Fabulous Gig
Our last gig before the summer break was at
Club Fabulous @ Leonards, a funky little bar around the back of Exmouth Market in EC1. I was intrigued to see that the night before we got there, the club had put on the veteran London blues-rocker
Gary Lammin together with the even more veteran-ary music journalist
Charles Shaar Murray. In a previous life, I once auditioned for Lammin's group. I always liked his songs, particularly the ones which follow that kind-of-Rolling Stones/Faces, good-time, bar-band, rock'n'roll route. And I remember Murray when he was hacking around town under the
nom de rock of Blast Furnace and the Heatwaves. Small world. Small
old world, actually, when you think about it...

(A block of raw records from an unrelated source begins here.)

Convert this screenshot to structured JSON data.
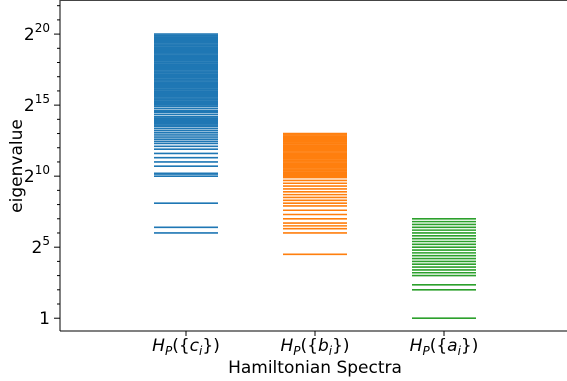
{
  "chart_data": {
    "type": "spectrum",
    "title": "",
    "xlabel": "Hamiltonian Spectra",
    "ylabel": "eigenvalue",
    "y_scale": "log2",
    "ylim_log2": [
      -0.9,
      22.4
    ],
    "y_ticks": [
      {
        "log2": 0,
        "base": "1",
        "exp": ""
      },
      {
        "log2": 5,
        "base": "2",
        "exp": "5"
      },
      {
        "log2": 10,
        "base": "2",
        "exp": "10"
      },
      {
        "log2": 15,
        "base": "2",
        "exp": "15"
      },
      {
        "log2": 20,
        "base": "2",
        "exp": "20"
      }
    ],
    "categories": [
      {
        "base": "H",
        "sub": "P",
        "open": "({",
        "var": "c",
        "vsub": "i",
        "close": "})"
      },
      {
        "base": "H",
        "sub": "P",
        "open": "({",
        "var": "b",
        "vsub": "i",
        "close": "})"
      },
      {
        "base": "H",
        "sub": "P",
        "open": "({",
        "var": "a",
        "vsub": "i",
        "close": "})"
      }
    ],
    "series": [
      {
        "color": "#1f77b4",
        "log2_eigenvalues": [
          6.0,
          6.4,
          8.1,
          10.0,
          10.15,
          10.2,
          10.7,
          11.0,
          11.3,
          11.6,
          11.9,
          12.1,
          12.3,
          12.45,
          12.6,
          12.75,
          12.9,
          13.05,
          13.2,
          13.35,
          13.5,
          13.6,
          13.7,
          13.8,
          13.9,
          14.0,
          14.1,
          14.2,
          14.35,
          14.5,
          14.6,
          14.75,
          14.9,
          15.0,
          15.1,
          15.2,
          15.3,
          15.4,
          15.5,
          15.6,
          15.7,
          15.8,
          15.9,
          16.0,
          16.1,
          16.2,
          16.3,
          16.4,
          16.5,
          16.6,
          16.7,
          16.8,
          16.9,
          17.0,
          17.1,
          17.2,
          17.3,
          17.4,
          17.5,
          17.6,
          17.7,
          17.8,
          17.9,
          18.0,
          18.1,
          18.2,
          18.3,
          18.4,
          18.5,
          18.6,
          18.7,
          18.8,
          18.9,
          19.0,
          19.1,
          19.2,
          19.3,
          19.4,
          19.5,
          19.6,
          19.7,
          19.8,
          19.9,
          20.0
        ]
      },
      {
        "color": "#ff7f0e",
        "log2_eigenvalues": [
          4.5,
          6.0,
          6.3,
          6.5,
          6.7,
          7.0,
          7.3,
          7.6,
          7.9,
          8.1,
          8.3,
          8.5,
          8.7,
          8.9,
          9.1,
          9.3,
          9.5,
          9.7,
          9.9,
          10.0,
          10.1,
          10.2,
          10.3,
          10.4,
          10.5,
          10.6,
          10.7,
          10.8,
          10.9,
          11.0,
          11.1,
          11.2,
          11.3,
          11.4,
          11.5,
          11.6,
          11.7,
          11.8,
          11.9,
          12.0,
          12.1,
          12.2,
          12.3,
          12.4,
          12.5,
          12.6,
          12.7,
          12.8,
          12.9,
          13.0
        ]
      },
      {
        "color": "#2ca02c",
        "log2_eigenvalues": [
          0.0,
          2.0,
          2.35,
          3.0,
          3.2,
          3.4,
          3.6,
          3.8,
          4.0,
          4.2,
          4.4,
          4.6,
          4.8,
          5.0,
          5.2,
          5.4,
          5.6,
          5.8,
          6.0,
          6.2,
          6.4,
          6.6,
          6.8,
          7.0
        ]
      }
    ]
  }
}
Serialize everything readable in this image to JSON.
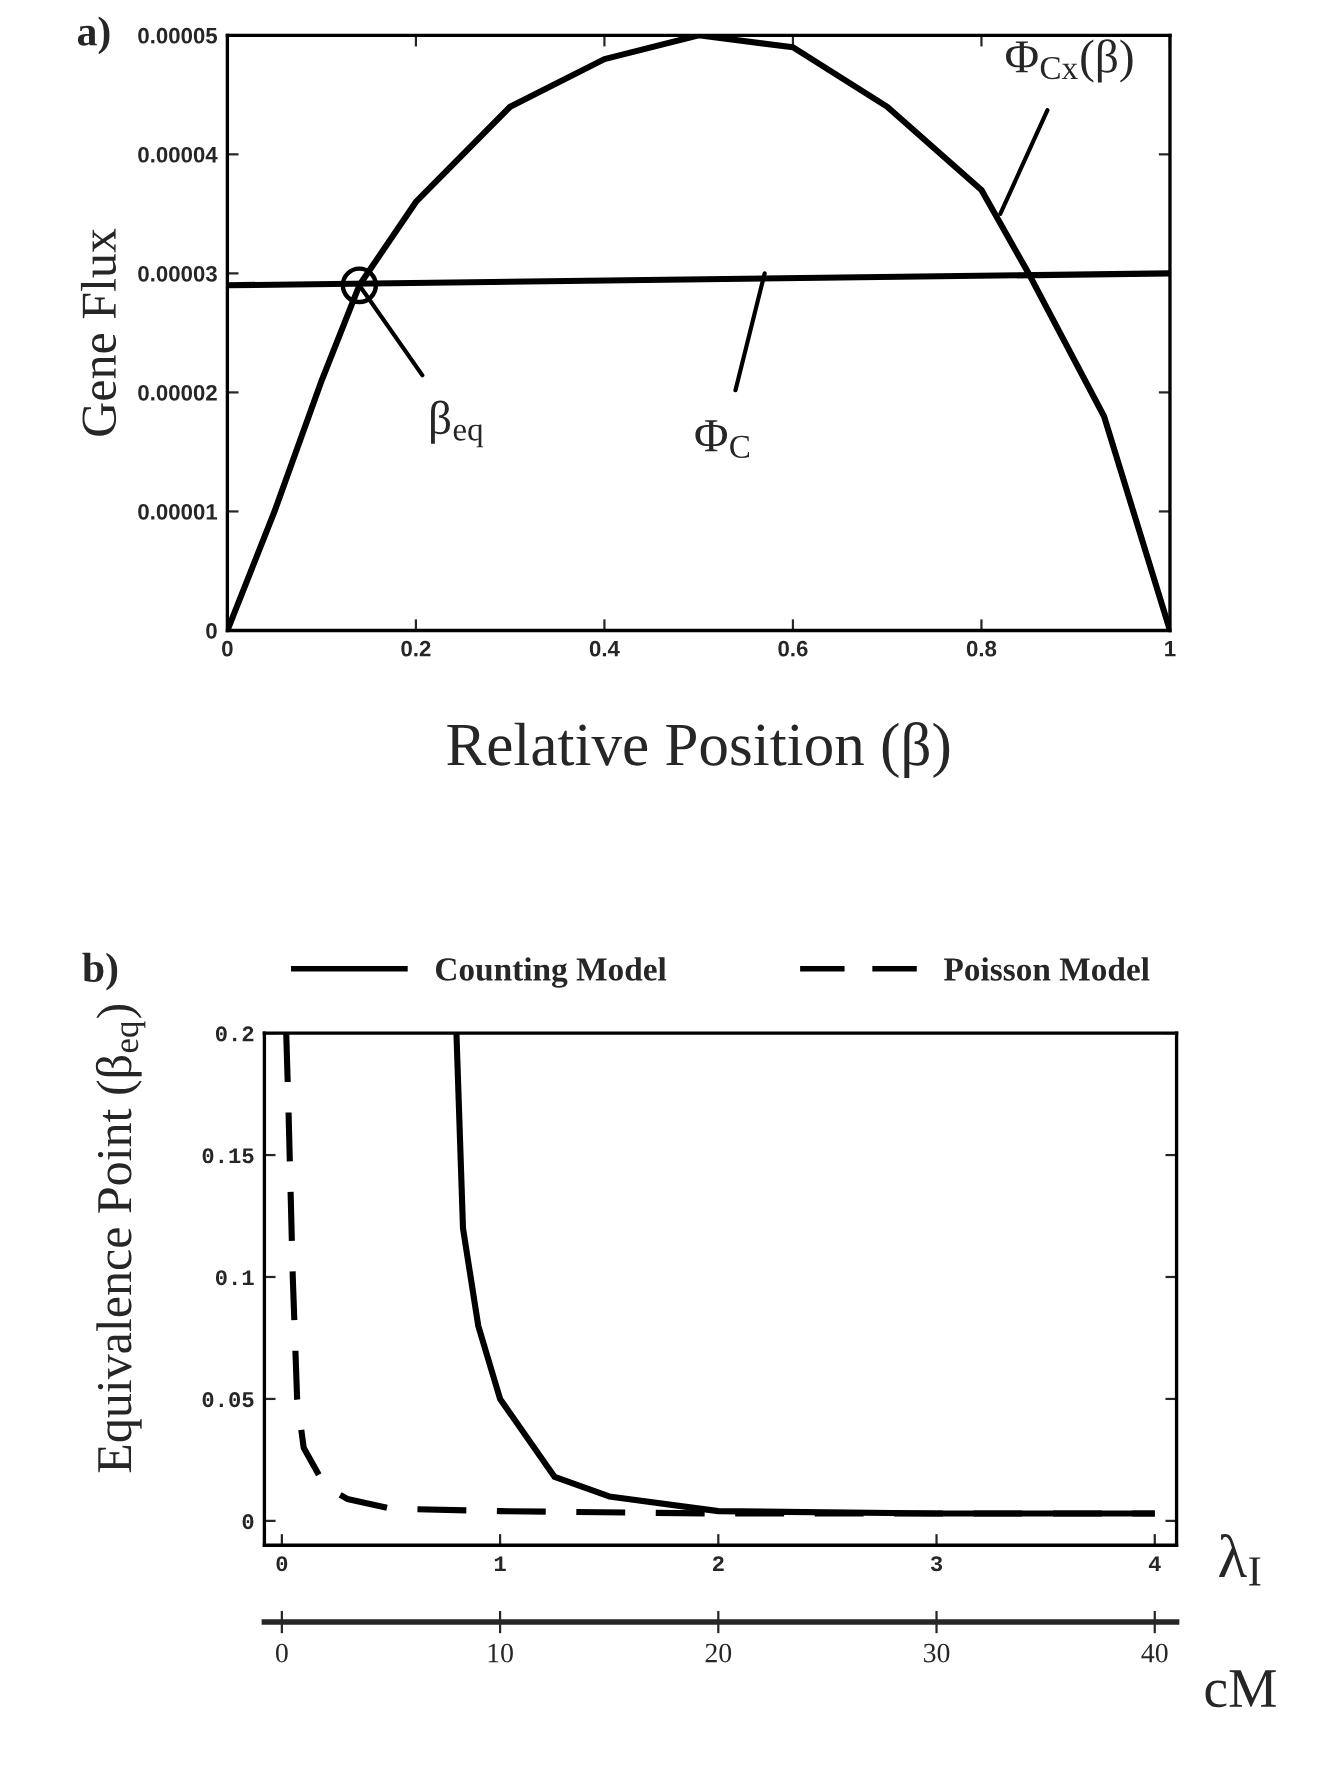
{
  "chart_data": [
    {
      "type": "line",
      "title": "a)",
      "xlabel": "Relative Position (β)",
      "ylabel": "Gene Flux",
      "xlim": [
        0,
        1
      ],
      "ylim": [
        0,
        5e-05
      ],
      "xticks": [
        0,
        0.2,
        0.4,
        0.6,
        0.8,
        1
      ],
      "yticks": [
        0,
        {
          "value": 1e-05,
          "label": "0.00001"
        },
        {
          "value": 2e-05,
          "label": "0.00002"
        },
        {
          "value": 3e-05,
          "label": "0.00003"
        },
        {
          "value": 4e-05,
          "label": "0.00004"
        },
        {
          "value": 5e-05,
          "label": "0.00005"
        }
      ],
      "grid": false,
      "legend": false,
      "series": [
        {
          "color": "#000000",
          "line_style": "solid",
          "x": [
            0,
            0.05,
            0.1,
            0.14,
            0.2,
            0.3,
            0.4,
            0.5,
            0.6,
            0.7,
            0.8,
            0.85,
            0.93,
            1.0
          ],
          "values": [
            0,
            1e-05,
            2.1e-05,
            2.9e-05,
            3.6e-05,
            4.4e-05,
            4.8e-05,
            5e-05,
            4.9e-05,
            4.4e-05,
            3.7e-05,
            3e-05,
            1.8e-05,
            0
          ]
        },
        {
          "color": "#000000",
          "line_style": "solid",
          "x": [
            0,
            1
          ],
          "values": [
            2.9e-05,
            3e-05
          ]
        }
      ],
      "annotations": [
        {
          "text": "β$_{eq}$",
          "x": 0.14,
          "y": 2.9e-05
        },
        {
          "text": "Φ$_{C}$",
          "x": 0.57,
          "y": 3e-05
        },
        {
          "text": "Φ$_{Cx}$(β)",
          "x": 0.82,
          "y": 3.5e-05
        }
      ]
    },
    {
      "type": "line",
      "title": "b)",
      "xlabel": "λ$_{I}$",
      "ylabel": "Equivalence Point (β$_{eq}$)",
      "x2label": "cM",
      "xlim": [
        -0.08,
        4.1
      ],
      "ylim": [
        -0.01,
        0.2
      ],
      "x2lim": [
        -0.8,
        41
      ],
      "xticks": [
        0,
        1,
        2,
        3,
        4
      ],
      "yticks": [
        0,
        0.05,
        0.1,
        0.15,
        0.2
      ],
      "x2ticks": [
        0,
        10,
        20,
        30,
        40
      ],
      "grid": false,
      "legend": "top",
      "series": [
        {
          "name": "Counting Model",
          "color": "#000000",
          "line_style": "solid",
          "x": [
            0.8,
            0.83,
            0.9,
            1.0,
            1.25,
            1.5,
            2.0,
            3.0,
            4.0
          ],
          "values": [
            0.2,
            0.12,
            0.08,
            0.05,
            0.018,
            0.01,
            0.004,
            0.003,
            0.003
          ]
        },
        {
          "name": "Poisson Model",
          "color": "#000000",
          "line_style": "dashed",
          "x": [
            0.02,
            0.03,
            0.05,
            0.07,
            0.1,
            0.2,
            0.3,
            0.5,
            1.0,
            2.0,
            4.0
          ],
          "values": [
            0.2,
            0.17,
            0.1,
            0.05,
            0.03,
            0.014,
            0.009,
            0.005,
            0.004,
            0.003,
            0.003
          ]
        }
      ]
    }
  ]
}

As I arrived for the sound check at Club Fabulous, the guy in charge was ID-ing a bunch of kids who were hanging around in the bar area. Turned out they were one of the other bands,
Rosco McQueen. "I haven't got any ID," I told the jobsworth as he glanced in my direction. They all had the good grace to laugh. We all rather liked Rosco McQueen, who played a lively set of quirky alt.indie-rock of no fixed style or time signature, after us. It was certainly different. So too was the ambience created in the bar by the band that preceded us,
Kensifella whose Unique Selling Point was their unusually in-your-face use of a smoke machine. Cranked up to maximum output, the contraption belched out industrial quantities of smoke throughout the band's performance, filling the entire venue from floor to ceiling with thick clouds of choking white fumes. Their drummer disappeared during the first number, never to be seen again, while the staff ran about opening windows and fire exits in a vain attempt to get rid of the fog.
The stage was one of the smallest we've played on, but the monitor sound was good and we played our usual set of instant classics to a select crowd many of whom were either friends of our photographer-by-appointment Marilyn, or had made friends with her by the end of the night. George and Drew were on fire, while I was dripping so much sweat by the end that it seemed momentarily to short out my FX pedal during the closing stretch of
Your World Mystifies Me.
We've now scattered for the summer. George has gone to Los Angeles - where there is some exciting stuff for the band in the pipeline - while Drew and I have both been in Scotland. Drew has since gone back home to Southend, while I am just about to set off on a trek in the opposite direction, to Wick in the far North which is where my family originally comes from, although I have never been there myself before.
We have more time booked to carry on working on the second album, in
Fortress studios with
Gareth coming up on August 20 & 21, and a welcome return to the
Boom Boom Club with our friends
the Rollin' Stoned beckons on Saturday September 1.
See you there. Or here. Or somewhere soon.